- #1
viliperi
- 3
- 0
Hello everybody! I am new here and probably going to visit here pretty often in the future. Sometimes I do not get very clear answer from the lecturers so I hope to get more sensible answers from PF.
I need to show that x^y > y^x whenever y > x ≥ e.
At first I start by multiplying by ln(): y*ln(x) > x*ln(y)
Then I take g(x,y) such that g(x,y) = y*ln(x) - x*ln(y) and 2nd order derivatives and show det(H(g)) < 0 whenever y > x ≥ e
My purpose with this is to show that there are no real local or global critical points in g(x,y) when y > x >= e, and conclude that g(x) = x^y - y^x diverges. I was not told why I can not use Hessian determinant to make this conclusion.
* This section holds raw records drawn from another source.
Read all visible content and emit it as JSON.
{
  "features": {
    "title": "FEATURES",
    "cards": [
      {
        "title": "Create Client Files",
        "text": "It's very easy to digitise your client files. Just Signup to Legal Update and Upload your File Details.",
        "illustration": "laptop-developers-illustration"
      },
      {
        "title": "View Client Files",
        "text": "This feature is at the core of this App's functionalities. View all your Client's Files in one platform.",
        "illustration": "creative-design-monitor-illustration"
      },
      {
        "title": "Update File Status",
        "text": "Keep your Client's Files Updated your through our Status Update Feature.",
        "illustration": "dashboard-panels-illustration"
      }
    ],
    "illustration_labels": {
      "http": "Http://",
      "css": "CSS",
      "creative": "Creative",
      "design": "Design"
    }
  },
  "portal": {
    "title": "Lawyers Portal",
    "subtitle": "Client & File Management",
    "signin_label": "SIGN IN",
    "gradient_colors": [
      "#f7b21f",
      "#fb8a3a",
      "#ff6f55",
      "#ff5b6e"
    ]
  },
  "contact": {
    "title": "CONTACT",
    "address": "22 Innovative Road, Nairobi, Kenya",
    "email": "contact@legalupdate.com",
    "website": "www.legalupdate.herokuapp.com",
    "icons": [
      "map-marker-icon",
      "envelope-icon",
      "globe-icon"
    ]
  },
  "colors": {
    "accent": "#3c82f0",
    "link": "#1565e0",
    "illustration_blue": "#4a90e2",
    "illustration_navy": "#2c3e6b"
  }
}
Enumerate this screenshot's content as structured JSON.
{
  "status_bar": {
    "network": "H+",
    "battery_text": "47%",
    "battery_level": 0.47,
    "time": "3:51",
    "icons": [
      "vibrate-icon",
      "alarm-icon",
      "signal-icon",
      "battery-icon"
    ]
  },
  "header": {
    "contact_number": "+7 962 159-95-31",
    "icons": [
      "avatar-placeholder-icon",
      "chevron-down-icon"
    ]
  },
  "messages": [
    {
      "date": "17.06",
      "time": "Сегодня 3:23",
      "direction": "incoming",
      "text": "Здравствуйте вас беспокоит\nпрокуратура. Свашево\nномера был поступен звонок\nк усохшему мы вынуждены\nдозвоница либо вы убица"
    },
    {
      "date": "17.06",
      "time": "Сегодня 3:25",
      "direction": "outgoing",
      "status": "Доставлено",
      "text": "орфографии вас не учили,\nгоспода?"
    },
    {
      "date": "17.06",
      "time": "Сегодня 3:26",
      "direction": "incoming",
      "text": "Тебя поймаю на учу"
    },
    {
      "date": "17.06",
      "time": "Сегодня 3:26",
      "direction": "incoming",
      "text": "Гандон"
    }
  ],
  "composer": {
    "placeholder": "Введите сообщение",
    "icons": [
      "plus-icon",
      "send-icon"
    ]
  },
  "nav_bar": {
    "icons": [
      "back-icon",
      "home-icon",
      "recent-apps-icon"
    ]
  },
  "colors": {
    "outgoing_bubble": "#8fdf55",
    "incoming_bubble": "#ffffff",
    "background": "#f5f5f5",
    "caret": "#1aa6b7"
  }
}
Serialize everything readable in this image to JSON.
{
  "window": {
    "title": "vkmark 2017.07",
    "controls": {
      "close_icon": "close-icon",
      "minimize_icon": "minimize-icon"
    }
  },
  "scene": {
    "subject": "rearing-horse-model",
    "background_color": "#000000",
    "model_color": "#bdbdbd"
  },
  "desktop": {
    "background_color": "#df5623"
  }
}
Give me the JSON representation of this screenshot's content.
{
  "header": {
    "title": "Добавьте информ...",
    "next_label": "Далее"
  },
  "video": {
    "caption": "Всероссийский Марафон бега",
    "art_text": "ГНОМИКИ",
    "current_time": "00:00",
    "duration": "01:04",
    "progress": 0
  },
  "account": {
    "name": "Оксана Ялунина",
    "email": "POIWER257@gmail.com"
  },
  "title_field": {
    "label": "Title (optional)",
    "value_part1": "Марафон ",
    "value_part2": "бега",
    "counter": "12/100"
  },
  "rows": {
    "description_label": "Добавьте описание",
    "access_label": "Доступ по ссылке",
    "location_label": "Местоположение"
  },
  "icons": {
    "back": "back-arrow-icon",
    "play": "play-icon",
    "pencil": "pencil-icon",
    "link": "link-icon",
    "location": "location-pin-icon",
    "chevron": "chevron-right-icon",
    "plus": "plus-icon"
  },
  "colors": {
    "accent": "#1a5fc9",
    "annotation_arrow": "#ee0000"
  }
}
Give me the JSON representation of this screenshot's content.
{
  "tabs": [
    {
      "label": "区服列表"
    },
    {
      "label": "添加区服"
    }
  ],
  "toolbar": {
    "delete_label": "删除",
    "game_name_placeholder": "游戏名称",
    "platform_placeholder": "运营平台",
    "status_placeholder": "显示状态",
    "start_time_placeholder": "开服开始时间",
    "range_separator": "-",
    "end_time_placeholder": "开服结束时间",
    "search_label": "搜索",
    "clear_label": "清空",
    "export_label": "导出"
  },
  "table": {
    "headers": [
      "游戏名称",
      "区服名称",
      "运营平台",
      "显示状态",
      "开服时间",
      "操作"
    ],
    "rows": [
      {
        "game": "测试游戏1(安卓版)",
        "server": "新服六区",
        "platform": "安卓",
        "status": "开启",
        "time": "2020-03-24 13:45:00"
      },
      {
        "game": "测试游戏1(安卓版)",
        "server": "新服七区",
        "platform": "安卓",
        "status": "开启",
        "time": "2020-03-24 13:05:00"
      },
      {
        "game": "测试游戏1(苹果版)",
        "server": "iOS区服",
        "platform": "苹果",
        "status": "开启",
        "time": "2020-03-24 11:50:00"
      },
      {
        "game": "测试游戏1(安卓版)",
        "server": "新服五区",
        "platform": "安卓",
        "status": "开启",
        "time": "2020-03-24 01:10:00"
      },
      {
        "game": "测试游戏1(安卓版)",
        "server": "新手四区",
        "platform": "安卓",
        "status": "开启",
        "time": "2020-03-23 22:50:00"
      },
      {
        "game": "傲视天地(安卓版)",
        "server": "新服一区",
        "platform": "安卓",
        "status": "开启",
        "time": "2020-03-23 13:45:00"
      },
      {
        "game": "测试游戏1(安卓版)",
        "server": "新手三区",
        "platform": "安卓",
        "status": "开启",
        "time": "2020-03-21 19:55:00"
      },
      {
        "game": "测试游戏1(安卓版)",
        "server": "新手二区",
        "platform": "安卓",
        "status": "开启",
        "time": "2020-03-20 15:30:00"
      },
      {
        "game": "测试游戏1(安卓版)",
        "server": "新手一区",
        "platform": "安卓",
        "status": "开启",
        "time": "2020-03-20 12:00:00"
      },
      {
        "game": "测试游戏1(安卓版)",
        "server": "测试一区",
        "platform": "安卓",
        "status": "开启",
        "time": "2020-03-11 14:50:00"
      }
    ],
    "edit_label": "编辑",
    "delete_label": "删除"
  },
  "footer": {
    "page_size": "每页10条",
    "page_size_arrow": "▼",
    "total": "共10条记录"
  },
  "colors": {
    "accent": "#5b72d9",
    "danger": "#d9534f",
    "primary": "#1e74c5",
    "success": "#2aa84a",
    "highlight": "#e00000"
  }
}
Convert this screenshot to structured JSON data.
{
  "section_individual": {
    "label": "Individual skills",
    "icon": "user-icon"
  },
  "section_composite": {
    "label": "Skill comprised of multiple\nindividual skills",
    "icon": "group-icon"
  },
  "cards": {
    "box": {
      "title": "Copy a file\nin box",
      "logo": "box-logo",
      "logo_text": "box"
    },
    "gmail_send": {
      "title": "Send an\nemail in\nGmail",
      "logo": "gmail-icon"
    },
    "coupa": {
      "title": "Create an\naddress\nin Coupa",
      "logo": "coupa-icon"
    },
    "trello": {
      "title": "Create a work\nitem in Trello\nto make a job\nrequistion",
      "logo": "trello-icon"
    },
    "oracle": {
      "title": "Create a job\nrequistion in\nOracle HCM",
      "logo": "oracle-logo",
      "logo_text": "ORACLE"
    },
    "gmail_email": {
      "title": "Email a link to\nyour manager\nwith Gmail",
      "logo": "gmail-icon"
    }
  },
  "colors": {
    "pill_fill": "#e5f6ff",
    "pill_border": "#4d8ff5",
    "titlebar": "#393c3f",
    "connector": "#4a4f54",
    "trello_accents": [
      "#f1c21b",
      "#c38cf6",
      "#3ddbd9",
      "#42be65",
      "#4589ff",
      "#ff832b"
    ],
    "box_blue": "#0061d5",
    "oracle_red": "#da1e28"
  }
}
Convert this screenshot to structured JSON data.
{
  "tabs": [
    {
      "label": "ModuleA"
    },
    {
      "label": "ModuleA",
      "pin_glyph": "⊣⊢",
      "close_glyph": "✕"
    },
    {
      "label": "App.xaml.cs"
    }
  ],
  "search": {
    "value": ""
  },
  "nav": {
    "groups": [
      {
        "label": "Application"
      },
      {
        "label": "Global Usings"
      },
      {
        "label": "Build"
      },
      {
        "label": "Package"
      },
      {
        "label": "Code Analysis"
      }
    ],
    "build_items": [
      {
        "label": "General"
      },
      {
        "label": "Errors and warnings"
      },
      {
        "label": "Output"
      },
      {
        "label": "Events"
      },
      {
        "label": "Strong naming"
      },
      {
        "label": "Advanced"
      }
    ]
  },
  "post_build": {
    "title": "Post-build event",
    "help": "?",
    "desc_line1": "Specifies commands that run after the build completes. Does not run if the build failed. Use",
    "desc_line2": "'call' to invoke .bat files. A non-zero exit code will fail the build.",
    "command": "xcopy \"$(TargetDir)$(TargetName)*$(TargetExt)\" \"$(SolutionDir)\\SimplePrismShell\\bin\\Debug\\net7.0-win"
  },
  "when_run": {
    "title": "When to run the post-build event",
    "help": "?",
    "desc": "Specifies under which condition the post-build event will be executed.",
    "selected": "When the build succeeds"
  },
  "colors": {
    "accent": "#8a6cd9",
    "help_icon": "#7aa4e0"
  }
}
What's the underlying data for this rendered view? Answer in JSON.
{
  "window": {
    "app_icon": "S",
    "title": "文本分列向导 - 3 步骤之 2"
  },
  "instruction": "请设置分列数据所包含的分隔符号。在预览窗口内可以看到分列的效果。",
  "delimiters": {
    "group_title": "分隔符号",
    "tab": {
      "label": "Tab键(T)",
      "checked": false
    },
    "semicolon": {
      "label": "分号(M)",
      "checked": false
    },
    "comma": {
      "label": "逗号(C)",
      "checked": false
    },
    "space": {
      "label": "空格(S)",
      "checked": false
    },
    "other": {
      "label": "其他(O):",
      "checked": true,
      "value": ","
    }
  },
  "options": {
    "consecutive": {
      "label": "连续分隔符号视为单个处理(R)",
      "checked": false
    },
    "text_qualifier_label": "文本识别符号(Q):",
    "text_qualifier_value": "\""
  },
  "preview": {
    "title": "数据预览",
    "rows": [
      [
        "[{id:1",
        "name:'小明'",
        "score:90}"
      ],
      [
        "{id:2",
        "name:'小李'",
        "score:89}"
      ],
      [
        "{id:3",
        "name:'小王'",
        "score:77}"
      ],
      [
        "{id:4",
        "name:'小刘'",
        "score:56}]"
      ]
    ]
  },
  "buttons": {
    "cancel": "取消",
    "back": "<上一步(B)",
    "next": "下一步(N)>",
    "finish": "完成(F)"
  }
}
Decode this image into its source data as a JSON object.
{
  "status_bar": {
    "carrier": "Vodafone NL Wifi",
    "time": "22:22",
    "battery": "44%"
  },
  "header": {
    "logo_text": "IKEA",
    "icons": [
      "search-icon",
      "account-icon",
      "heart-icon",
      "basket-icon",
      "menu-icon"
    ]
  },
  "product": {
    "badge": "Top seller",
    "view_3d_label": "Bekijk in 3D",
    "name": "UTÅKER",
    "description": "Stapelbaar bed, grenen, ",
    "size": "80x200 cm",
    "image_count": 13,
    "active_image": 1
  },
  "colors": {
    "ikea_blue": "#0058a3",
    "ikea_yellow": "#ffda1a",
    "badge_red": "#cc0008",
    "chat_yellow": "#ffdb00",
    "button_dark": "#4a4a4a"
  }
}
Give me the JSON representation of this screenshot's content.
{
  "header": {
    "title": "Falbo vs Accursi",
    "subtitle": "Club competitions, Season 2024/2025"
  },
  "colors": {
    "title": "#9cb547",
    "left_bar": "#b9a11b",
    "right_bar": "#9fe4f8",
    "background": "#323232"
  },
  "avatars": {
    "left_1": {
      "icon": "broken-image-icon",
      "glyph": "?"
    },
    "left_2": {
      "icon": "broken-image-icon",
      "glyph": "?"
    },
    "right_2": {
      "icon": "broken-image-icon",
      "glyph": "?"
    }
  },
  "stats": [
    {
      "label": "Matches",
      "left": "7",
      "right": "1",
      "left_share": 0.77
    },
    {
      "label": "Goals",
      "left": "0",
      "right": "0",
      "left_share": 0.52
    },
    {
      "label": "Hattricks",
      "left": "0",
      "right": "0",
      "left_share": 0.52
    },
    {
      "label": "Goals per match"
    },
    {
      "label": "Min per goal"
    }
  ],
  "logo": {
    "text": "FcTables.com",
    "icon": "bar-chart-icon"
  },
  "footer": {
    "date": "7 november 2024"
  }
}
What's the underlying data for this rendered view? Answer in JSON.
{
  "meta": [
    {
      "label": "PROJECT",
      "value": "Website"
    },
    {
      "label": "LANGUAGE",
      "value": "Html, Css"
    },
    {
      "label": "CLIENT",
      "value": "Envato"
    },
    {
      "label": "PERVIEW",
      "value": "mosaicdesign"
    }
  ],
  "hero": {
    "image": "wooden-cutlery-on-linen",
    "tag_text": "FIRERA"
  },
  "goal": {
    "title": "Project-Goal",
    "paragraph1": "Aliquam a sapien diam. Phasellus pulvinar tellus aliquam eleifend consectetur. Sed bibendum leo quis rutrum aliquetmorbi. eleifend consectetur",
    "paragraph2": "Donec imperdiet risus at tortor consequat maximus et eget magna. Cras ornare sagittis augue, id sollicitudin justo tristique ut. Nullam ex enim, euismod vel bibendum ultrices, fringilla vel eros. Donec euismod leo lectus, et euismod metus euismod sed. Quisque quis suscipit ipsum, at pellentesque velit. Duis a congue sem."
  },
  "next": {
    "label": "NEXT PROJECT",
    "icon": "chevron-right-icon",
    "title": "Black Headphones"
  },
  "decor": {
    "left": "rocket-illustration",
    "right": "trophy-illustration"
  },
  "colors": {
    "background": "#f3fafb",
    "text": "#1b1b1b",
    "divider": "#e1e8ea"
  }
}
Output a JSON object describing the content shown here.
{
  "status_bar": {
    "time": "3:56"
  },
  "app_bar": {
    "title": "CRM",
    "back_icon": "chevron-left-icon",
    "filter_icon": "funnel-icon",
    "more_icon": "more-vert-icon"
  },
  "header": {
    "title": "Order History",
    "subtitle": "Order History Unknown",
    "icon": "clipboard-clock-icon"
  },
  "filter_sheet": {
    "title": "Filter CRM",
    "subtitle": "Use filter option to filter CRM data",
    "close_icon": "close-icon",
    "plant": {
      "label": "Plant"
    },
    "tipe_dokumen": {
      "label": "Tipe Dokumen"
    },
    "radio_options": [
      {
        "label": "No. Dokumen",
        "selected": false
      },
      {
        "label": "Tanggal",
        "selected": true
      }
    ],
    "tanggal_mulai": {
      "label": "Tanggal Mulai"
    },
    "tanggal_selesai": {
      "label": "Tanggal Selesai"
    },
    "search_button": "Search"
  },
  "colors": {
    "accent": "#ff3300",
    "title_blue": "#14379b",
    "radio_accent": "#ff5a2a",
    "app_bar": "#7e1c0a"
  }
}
Why I can not use Hessian approach to prove this? What would be the correct way to do it? Can I prove it with induction?
Homework Statement
I need to show that x^y > y^x whenever y > x ≥ e.
The Attempt at a Solution
At first I start by multiplying by ln(): y*ln(x) > x*ln(y)
Then I take g(x,y) such that g(x,y) = y*ln(x) - x*ln(y) and 2nd order derivatives and show det(H(g)) < 0 whenever y > x ≥ e
My purpose with this is to show that there are no real local or global critical points in g(x,y) when y > x >= e, and conclude that g(x) = x^y - y^x diverges. I was not told why I can not use Hessian determinant to make this conclusion.
Why I can not use Hessian approach to prove this? What would be the correct way to do it? Can I prove it with induction?